A woman floats in mid air, held up only by the power of magic
and some fairly obvious supports.
But watch as the supports are removed,
and, now relying on magic alone, just let go and...
CRASH Oh, darn it.
And now for a human dynamo, as we enjoy the magic of...Dynamo.
Some people will go to extreme lengths just to avoid
the social embarrassment of farting in a lift.
Now, clearly, this is a trick for trained magicians
and Spider-Man but not you at home, OK?
At least if the current job goes wrong,
Dynamo can fall back on cleaning windows.
OK, as somebody clever once said, "Three is the magic number."
And here are three handy magic hints for your finances.
First of all, get Cash for Windows 3.0.
Tap, copy, collect, spend.
Secondly, if you want your money to stretch further,
do what Magic Singh does.
-Just stretch it further.
-Still a bit warm.
-We got a 10p coin. Have a look at that.
-Can I touch it?
Go for it. Go. Check it.
And number three - they say,
"Look after the pennies and the pounds will look after themselves."
So human slot machine Mickey Silver must be the best guy
ever for financial advice.
MUSIC: Never Gonna Give You Up by Rick Astley
I don't know what's stranger.
What he does with his face,
or the dead body vending machine behind him.
Now, for the first in an occasional series -
What Magicians Do When They Are Out And About.
You see, illusionists don't spend all their time in their bedrooms
practising things - and here's proof.
Sometimes when you need a drink, you want exactly what's on the poster.
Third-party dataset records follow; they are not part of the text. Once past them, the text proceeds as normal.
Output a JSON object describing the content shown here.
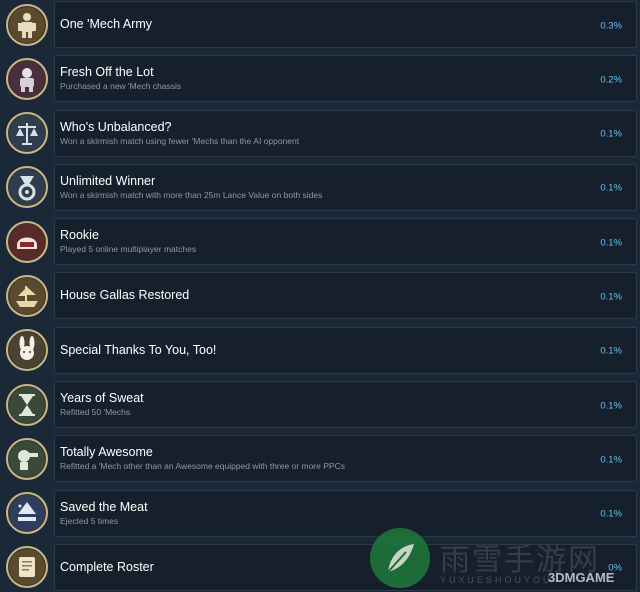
{
  "achievements": [
    {
      "title": "One 'Mech Army",
      "desc": "",
      "pct": "0.3%",
      "icon": "mech-figure-icon",
      "bg": "#5a4a2e"
    },
    {
      "title": "Fresh Off the Lot",
      "desc": "Purchased a new 'Mech chassis",
      "pct": "0.2%",
      "icon": "mech-chassis-icon",
      "bg": "#4a2e3e"
    },
    {
      "title": "Who's Unbalanced?",
      "desc": "Won a skirmish match using fewer 'Mechs than the AI opponent",
      "pct": "0.1%",
      "icon": "scales-icon",
      "bg": "#2e3e4e"
    },
    {
      "title": "Unlimited Winner",
      "desc": "Won a skirmish match with more than 25m Lance Value on both sides",
      "pct": "0.1%",
      "icon": "medal-icon",
      "bg": "#2e3e4e"
    },
    {
      "title": "Rookie",
      "desc": "Played 5 online multiplayer matches",
      "pct": "0.1%",
      "icon": "helmet-icon",
      "bg": "#5a2a2a"
    },
    {
      "title": "House Gallas Restored",
      "desc": "",
      "pct": "0.1%",
      "icon": "ship-icon",
      "bg": "#5a4a2e"
    },
    {
      "title": "Special Thanks To You, Too!",
      "desc": "",
      "pct": "0.1%",
      "icon": "rabbit-icon",
      "bg": "#4a4232"
    },
    {
      "title": "Years of Sweat",
      "desc": "Refitted 50 'Mechs",
      "pct": "0.1%",
      "icon": "hourglass-icon",
      "bg": "#3a4a3a"
    },
    {
      "title": "Totally Awesome",
      "desc": "Refitted a 'Mech other than an Awesome equipped with three or more PPCs",
      "pct": "0.1%",
      "icon": "mech-arm-icon",
      "bg": "#3a4a3a"
    },
    {
      "title": "Saved the Meat",
      "desc": "Ejected 5 times",
      "pct": "0.1%",
      "icon": "eject-icon",
      "bg": "#2e3e5e"
    },
    {
      "title": "Complete Roster",
      "desc": "",
      "pct": "0%",
      "icon": "scroll-icon",
      "bg": "#5a4a2e"
    }
  ],
  "watermark": {
    "chinese": "雨雪手游网",
    "pinyin": "YUXUESHOUYOU",
    "brand": "3DMGAME"
  }
}
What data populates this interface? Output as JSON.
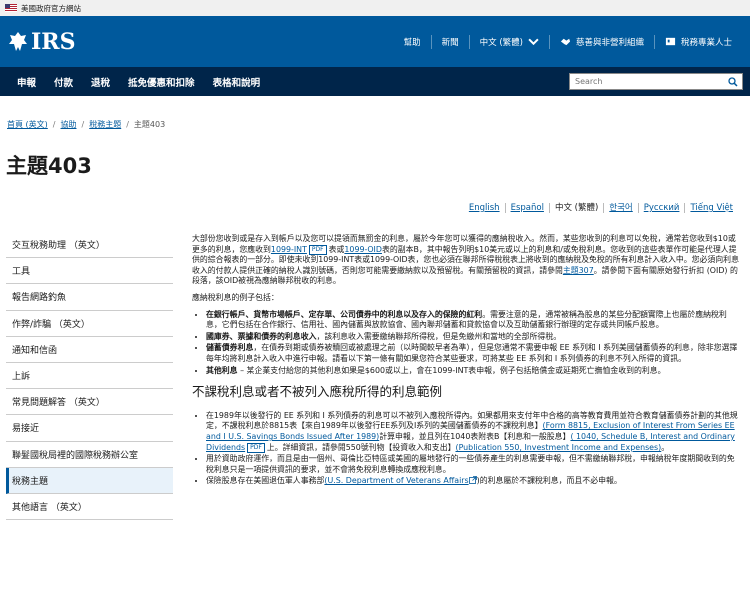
{
  "gov_banner": {
    "text": "美國政府官方網站"
  },
  "header": {
    "logo_text": "IRS",
    "util": {
      "help": "幫助",
      "news": "新聞",
      "language": "中文 (繁體)",
      "charities": "慈善與非營利組織",
      "tax_pros": "稅務專業人士"
    }
  },
  "nav": {
    "items": [
      "申報",
      "付款",
      "退稅",
      "抵免優惠和扣除",
      "表格和說明"
    ],
    "search_placeholder": "Search"
  },
  "breadcrumb": {
    "items": [
      "首頁 (英文)",
      "協助",
      "稅務主題",
      "主題403"
    ]
  },
  "page_title": "主題403",
  "languages": [
    "English",
    "Español",
    "中文 (繁體)",
    "한국어",
    "Русский",
    "Tiếng Việt"
  ],
  "sidenav": {
    "items": [
      "交互稅務助理 （英文）",
      "工具",
      "報告網路釣魚",
      "作弊/詐騙 （英文）",
      "通知和信函",
      "上訴",
      "常見問題解答 （英文）",
      "易接近",
      "聯髮國稅局裡的國際稅務辦公室",
      "稅務主題",
      "其他語言 （英文）"
    ],
    "active_index": 9
  },
  "content": {
    "intro_1": "大部份您收到或是存入到帳戶以及您可以提領而無罰金的利息，屬於今年您可以獲得的應納稅收入。然而，某些您收到的利息可以免稅，通常若您收到$10或更多的利息，您應收到",
    "form_1099int": "1099-INT",
    "pdf_label": "PDF",
    "intro_2": "表或",
    "form_1099oid": "1099-OID",
    "intro_3": "表的副本B，其中報告列明$10美元或以上的利息和/或免稅利息。您收到的這些表單作可能是代理人提供的綜合報表的一部分。即使未收到1099-INT表或1099-OID表，您也必須在聯邦所得稅稅表上將收到的應納稅及免稅的所有利息計入收入中。您必須向利息收入的付款人提供正確的納稅人識別號碼，否則您可能需要繳納款以及預留稅。有關預留稅的資訊，請參閱",
    "topic307": "主題307",
    "intro_4": "。請參閱下面有關原始發行折扣 (OID) 的段落，該OID被視為應納聯邦稅收的利息。",
    "examples_heading": "應納稅利息的例子包括：",
    "bullets_taxable": [
      {
        "bold": "在銀行帳戶、貨幣市場帳戶、定存單、公司債券中的利息以及存入的保險的紅利",
        "text": "。需要注意的是，通常被稱為股息的某些分配額實際上也屬於應納稅利息，它們包括在合作銀行、信用社、國內儲蓄與放款協會、國內聯邦儲蓄和貸款協會以及互助儲蓄銀行辦理的定存或共同帳戶股息。"
      },
      {
        "bold": "國庫券、票據和債券的利息收入",
        "text": "，該利息收入需要繳納聯邦所得稅，但是免繳州和當地的全部所得稅。"
      },
      {
        "bold": "儲蓄債券利息",
        "text": "，在債券到期或債券被贖回或被處理之前（以時間較早者為準），但是您通常不需要申報 EE 系列和 I 系列美國儲蓄債券的利息，除非您選擇每年均將利息計入收入中進行申報。請看以下第一條有關如果您符合某些要求，可將某些 EE 系列和 I 系列債券的利息不列入所得的資訊。"
      },
      {
        "bold": "其他利息",
        "text": " – 某企業支付給您的其他利息如果是$600或以上，會在1099-INT表申報，例子包括賠償金或延期死亡撫恤金收到的利息。"
      }
    ],
    "nontaxable_heading": "不課稅利息或者不被列入應稅所得的利息範例",
    "nt1_a": "在1989年以後發行的 EE 系列和 I 系列債券的利息可以不被列入應稅所得內。如果都用來支付年中合格的高等教育費用並符合教育儲蓄債券計劃的其他規定，不課稅利息於8815表【來自1989年以後發行EE系列及I系列的美國儲蓄債券的不課稅利息】",
    "nt1_link": "(Form 8815, Exclusion of Interest From Series EE and I U.S. Savings Bonds Issued After 1989)",
    "nt1_b": "計算申報，並且列在1040表附表B【利息和一般股息】",
    "nt1_link2": "( 1040, Schedule B, Interest and Ordinary Dividends",
    "nt1_c": "上。詳細資訊，請參閱550號刊物【投資收入和支出】",
    "nt1_link3": "(Publication 550, Investment Income and Expenses)",
    "nt1_d": "。",
    "nt2": "用於資助政府運作，而且是由一個州、哥倫比亞特區或美國的屬地發行的一些債券產生的利息需要申報，但不需繳納聯邦稅，申報納稅年度期間收到的免稅利息只是一項提供資訊的要求，並不會將免稅利息轉換成應稅利息。",
    "nt3_a": "保險股息存在美國退伍軍人事務部",
    "nt3_link": "(U.S. Department of Veterans Affairs",
    "nt3_b": ")的利息屬於不課稅利息，而且不必申報。"
  },
  "colors": {
    "header_blue": "#00599c",
    "nav_navy": "#00254a",
    "link": "#00599c"
  }
}
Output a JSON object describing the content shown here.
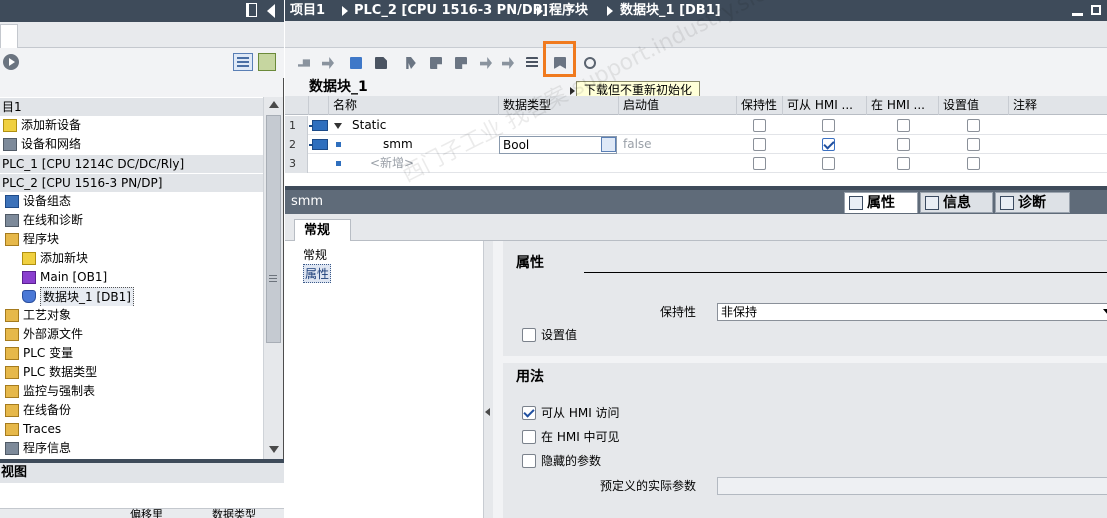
{
  "left": {
    "tree": [
      {
        "label": "目1",
        "band": true,
        "icon": "",
        "indent": 0
      },
      {
        "label": "添加新设备",
        "band": false,
        "icon": "add-device-icon",
        "indent": 0
      },
      {
        "label": "设备和网络",
        "band": false,
        "icon": "network-icon",
        "indent": 0
      },
      {
        "label": "PLC_1 [CPU 1214C DC/DC/Rly]",
        "band": true,
        "icon": "",
        "indent": 0
      },
      {
        "label": "PLC_2 [CPU 1516-3 PN/DP]",
        "band": true,
        "icon": "",
        "indent": 0
      },
      {
        "label": "设备组态",
        "band": false,
        "icon": "device-config-icon",
        "indent": 1
      },
      {
        "label": "在线和诊断",
        "band": false,
        "icon": "online-diagnostics-icon",
        "indent": 1
      },
      {
        "label": "程序块",
        "band": false,
        "icon": "program-blocks-folder-icon",
        "indent": 1
      },
      {
        "label": "添加新块",
        "band": false,
        "icon": "add-block-icon",
        "indent": 2
      },
      {
        "label": "Main [OB1]",
        "band": false,
        "icon": "ob-block-icon",
        "indent": 2
      },
      {
        "label": "数据块_1 [DB1]",
        "band": false,
        "icon": "db-block-icon",
        "indent": 2,
        "selected": true
      },
      {
        "label": "工艺对象",
        "band": false,
        "icon": "tech-objects-folder-icon",
        "indent": 1
      },
      {
        "label": "外部源文件",
        "band": false,
        "icon": "external-source-folder-icon",
        "indent": 1
      },
      {
        "label": "PLC 变量",
        "band": false,
        "icon": "plc-tags-folder-icon",
        "indent": 1
      },
      {
        "label": "PLC 数据类型",
        "band": false,
        "icon": "plc-datatypes-folder-icon",
        "indent": 1
      },
      {
        "label": "监控与强制表",
        "band": false,
        "icon": "watch-tables-folder-icon",
        "indent": 1
      },
      {
        "label": "在线备份",
        "band": false,
        "icon": "online-backup-folder-icon",
        "indent": 1
      },
      {
        "label": "Traces",
        "band": false,
        "icon": "traces-folder-icon",
        "indent": 1
      },
      {
        "label": "程序信息",
        "band": false,
        "icon": "program-info-icon",
        "indent": 1
      }
    ],
    "overview": {
      "title": "视图",
      "col_offset": "偏移里",
      "col_type": "数据类型"
    }
  },
  "breadcrumb": {
    "items": [
      "项目1",
      "PLC_2 [CPU 1516-3 PN/DP]",
      "程序块",
      "数据块_1 [DB1]"
    ]
  },
  "toolbar": {
    "tooltip": "下载但不重新初始化"
  },
  "editor": {
    "title": "数据块_1",
    "columns": [
      "名称",
      "数据类型",
      "启动值",
      "保持性",
      "可从 HMI ...",
      "在 HMI ...",
      "设置值",
      "注释"
    ],
    "rows": [
      {
        "num": "1",
        "name": "Static",
        "type": "",
        "start": "",
        "expand": true,
        "retain": false,
        "hmi_access": false,
        "hmi_visible": false,
        "setpoint": false
      },
      {
        "num": "2",
        "name": "smm",
        "type": "Bool",
        "start": "false",
        "expand": false,
        "retain": false,
        "hmi_access": true,
        "hmi_visible": false,
        "setpoint": false
      },
      {
        "num": "3",
        "name": "<新增>",
        "type": "",
        "start": "",
        "expand": false,
        "retain": false,
        "hmi_access": false,
        "hmi_visible": false,
        "setpoint": false
      }
    ]
  },
  "inspector": {
    "title": "smm",
    "tabs": [
      "属性",
      "信息",
      "诊断"
    ],
    "subtab": "常规",
    "nav": [
      "常规",
      "属性"
    ],
    "sec_props": {
      "title": "属性",
      "retain_label": "保持性",
      "retain_value": "非保持",
      "setpoint_label": "设置值"
    },
    "sec_usage": {
      "title": "用法",
      "hmi_access_label": "可从 HMI 访问",
      "hmi_visible_label": "在 HMI 中可见",
      "hidden_label": "隐藏的参数",
      "actual_param_label": "预定义的实际参数"
    }
  },
  "watermark": "西门子工业  找答案  support.industry.siemens.com/cs",
  "colors": {
    "highlight": "#f07a1e",
    "title_bar": "#3e4b5a"
  }
}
In fact, literally what's on the poster.
Woohoo! If I had that power, I wouldn't use it to produce drinks,
I'd be using my Ryan Gosling poster.
-Very good, man.
He doesn't want applause. He wants four dollars.
So fresh it came straight out of the poster.
Time now for our big finish.
And who says you can't pair leather trousers with a moustache?
Shahid Malik here, showing us a regular cardboard box
and trying to make it look
as interesting and dramatic as possible.
See how he purposefully handles those cardboard flaps.
And if you thought that was amazing,
there are cardboard flaps on the other end as well.
Now, even if you've just received a cardboard box of your own
from a popular online retailer,
this is a one trick you definitely shouldn't try at home.
His trained assistant and wife, Lisa,
climbs inside their special box
while he pushes these giant magic knitting needles through it.
NARRATOR GASPS Magic!
Oh, let's hope they haven't had an argument beforehand.
She's actually his 28th wife.
Lisa has practised for years to do this without getting hurt.
When she grows up she wants to be a marble in KerPlunk.
You'd have thought the audience would be asking
him to stop the horror.
But, no. Listen to them.
Why are they clapping?
We don't know if she has survived yet.
Astonishingly, Lisa comes out totally unscathed.
A truly incredible stunt.
But it does make you think, "Did she marry the right man?"
Surely, there's a more reliable magician on the market.
Mickey Silver - handsome, good with his hands
and not short of a bob or two.
You could do worse, couldn't you?
That's it. Join us next time for more reveals, squeals,
and exploding meals on Now You See It.
Mel Giedroyc shows us Dynamo's unusual way of getting down tall buildings, helps us understand why magicians are so obsessed with watermelons and introduces Shahid Malik and his wife Lisa for a big finish magic trick with a cardboard box. Also, find out how to make a big, orange ball appear from thin air.